May 29, 2019. “We are in full-blown emergency and I cannot say this stronger, the system is broken,” acting Customs and Border Protection Commissioner John Sanders told reporters.”

June 6, 2019. Trump administration curtails education and legal services at detention centers for children. “Approximately 13,200 minors [both unaccompanied and with an adult] are currently being held in federally contracted shelters as of June 2, an HHS spokesperson told NPR.”

June 17, 2019. On June 17, Representative Alexandria Ocasio-Cortez, Democrat of New York, posted an Instagram live video discussing the detention camps along the southern US border as “concentration camps” in which she used the phrase “Never Again.”

June 24, 2019 Holocaust Museum states, “The United States Holocaust Memorial Museum unequivocally rejects efforts to create analogies between the Holocaust and other events, whether historical or contemporary.”

July 1, 2019. Open letter published in New York Review of Books defending Ocasio-Cortez’s use of the term.

July 1, 2019. Pro Publica reports that “The three-year-old [Facebook] group, which has roughly 9,500 members, shared derogatory comments about Latina lawmakers who plan to visit a controversial Texas detention facility on Monday, calling them “scum buckets” and “hoes.”

July 1, 2019. More than a dozen U.S. House members visited migrant detention centers in Texas on Monday on the heels of a report revealing current and former Border Patrol agents joking on Facebook about throwing burritos at the visiting officials.

Our foreign-born population divided into four segments

The foreign-born population in 2017 was 45.6 million, or about 13.8% of our total population. The pie chart below shows four segments: naturalized citizens, lawful permanent residents, persons in temporary protected status, and unauthorized..
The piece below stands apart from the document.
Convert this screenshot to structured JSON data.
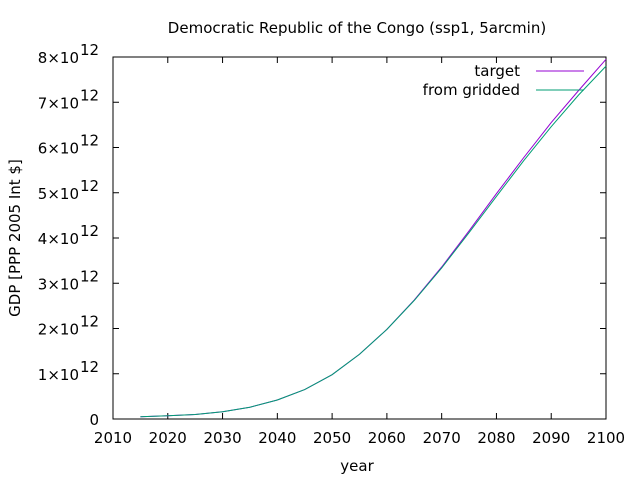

A few observations: Asians with green cards are more likely to become citizens than persons from Mexico and Central America….the unauthorized population has declined in the past ten years (12.2 million in 2007, 10.5 million in 2017), gotten older (over 60% in U.S. for at least ten years)….5 million children born in the U.S. have at least one unauthorized parent, but births to unauthorized parents have declined sharply since a peak in 2006.

 

From various reports from Pew Research, including here

Numbers game at the Brownsville border

The Guardian reports from the southern side of the Gateway International Bridge separating Brownsville, Texas, from Matamoros, Mexico. “A mysterious set of documents known collectively as “La Lista” holds enormous power over hundreds of migrants stranded outside a tiny immigration office. On that list is a number assigned by Mexican authorities that determines if migrants pass through or stay behind, prosper or have journeyed in vain, or in the case of Martinez and his daughter Valeria, risk their lives trying to circumvent its order.
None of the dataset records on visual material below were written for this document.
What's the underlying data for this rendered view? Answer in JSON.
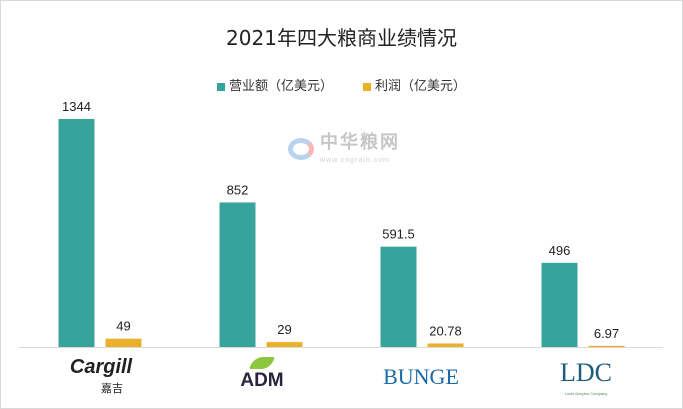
{
  "chart_data": {
    "type": "bar",
    "title": "2021年四大粮商业绩情况",
    "categories": [
      "Cargill 嘉吉",
      "ADM",
      "BUNGE",
      "LDC"
    ],
    "series": [
      {
        "name": "营业额（亿美元）",
        "values": [
          1344,
          852,
          591.5,
          496
        ],
        "labels": [
          "1344",
          "852",
          "591.5",
          "496"
        ],
        "color": "#38a39a"
      },
      {
        "name": "利润（亿美元）",
        "values": [
          49,
          29,
          20.78,
          6.97
        ],
        "labels": [
          "49",
          "29",
          "20.78",
          "6.97"
        ],
        "color": "#eab12a"
      }
    ],
    "ylim": [
      0,
      1344
    ],
    "grid": false,
    "legend_position": "top-center"
  },
  "logos": {
    "cargill": "Cargill",
    "cargill_cn": "嘉吉",
    "adm": "ADM",
    "bunge": "BUNGE",
    "ldc": "LDC",
    "ldc_sub": "Louis Dreyfus Company"
  },
  "watermark": {
    "name": "中华粮网",
    "url": "www.cngrain.com"
  }
}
Nowadays at Matamoros, like at other main border crossings, an American official will call across the bridge and tell their Mexican counterparts how many migrants the Americans are willing to interview for asylum that day, and in what form – families, or single men or women – in a process known as metering. How the Americans choose that number is anyone’s guess, people say. The Mexican official in charge of the lists then calls out a person’s number. For those chosen, it’s like winning a lottery. But the reasoning behind the Mexican process is even more of an enigma.
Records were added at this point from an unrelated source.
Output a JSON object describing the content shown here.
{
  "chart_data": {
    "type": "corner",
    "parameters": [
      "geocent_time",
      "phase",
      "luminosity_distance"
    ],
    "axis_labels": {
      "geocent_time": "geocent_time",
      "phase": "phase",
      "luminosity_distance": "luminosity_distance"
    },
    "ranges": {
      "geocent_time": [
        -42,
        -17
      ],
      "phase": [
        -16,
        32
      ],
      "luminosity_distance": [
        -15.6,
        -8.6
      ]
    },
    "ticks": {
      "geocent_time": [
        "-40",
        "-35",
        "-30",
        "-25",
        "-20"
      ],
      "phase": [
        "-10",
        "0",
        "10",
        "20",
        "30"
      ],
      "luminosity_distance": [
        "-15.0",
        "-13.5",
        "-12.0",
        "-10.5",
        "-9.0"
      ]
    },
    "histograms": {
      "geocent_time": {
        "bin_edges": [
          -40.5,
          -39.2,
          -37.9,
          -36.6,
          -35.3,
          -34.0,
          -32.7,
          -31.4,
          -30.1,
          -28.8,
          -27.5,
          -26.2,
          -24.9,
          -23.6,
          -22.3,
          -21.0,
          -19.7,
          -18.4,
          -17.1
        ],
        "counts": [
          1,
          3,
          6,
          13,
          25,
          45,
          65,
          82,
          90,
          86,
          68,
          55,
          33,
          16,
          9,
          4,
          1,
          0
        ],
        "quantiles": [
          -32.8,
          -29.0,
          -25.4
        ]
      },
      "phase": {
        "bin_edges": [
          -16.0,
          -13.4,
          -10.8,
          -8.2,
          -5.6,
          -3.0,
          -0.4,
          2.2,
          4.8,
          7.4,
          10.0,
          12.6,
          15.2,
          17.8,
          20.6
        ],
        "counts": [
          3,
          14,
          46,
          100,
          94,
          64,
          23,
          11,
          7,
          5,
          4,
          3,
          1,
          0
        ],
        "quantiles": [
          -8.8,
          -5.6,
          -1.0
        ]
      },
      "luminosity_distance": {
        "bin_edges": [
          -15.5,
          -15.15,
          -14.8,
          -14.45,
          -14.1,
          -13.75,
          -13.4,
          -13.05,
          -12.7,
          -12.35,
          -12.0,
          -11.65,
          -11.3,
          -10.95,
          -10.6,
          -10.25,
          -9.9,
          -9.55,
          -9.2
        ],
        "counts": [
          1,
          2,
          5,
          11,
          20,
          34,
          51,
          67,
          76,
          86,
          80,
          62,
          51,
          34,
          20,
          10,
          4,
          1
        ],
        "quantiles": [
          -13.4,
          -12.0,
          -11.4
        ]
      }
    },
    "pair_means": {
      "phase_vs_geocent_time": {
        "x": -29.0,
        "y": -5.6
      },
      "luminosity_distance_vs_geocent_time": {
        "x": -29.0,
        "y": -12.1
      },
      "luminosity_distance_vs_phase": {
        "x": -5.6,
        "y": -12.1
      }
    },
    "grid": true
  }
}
In the past several weeks, as more and more migrants arrive, the number of people called has dwindled to just four or five a week – coinciding with Donald Trump’s threat to impose tariffs if Mexico did not control the surge of migrants. On Friday, since Sunday, there had been zero people called. For those camped out, waiting to enter the country legally, some for as long as four months, the numbers and how they are chosen has become a kind of obsession, as if a divine hand is orchestrating this random and maddening system.

“People here, we talk about one thing,” says Guevara. “Our numbers and if we’re going to cross.”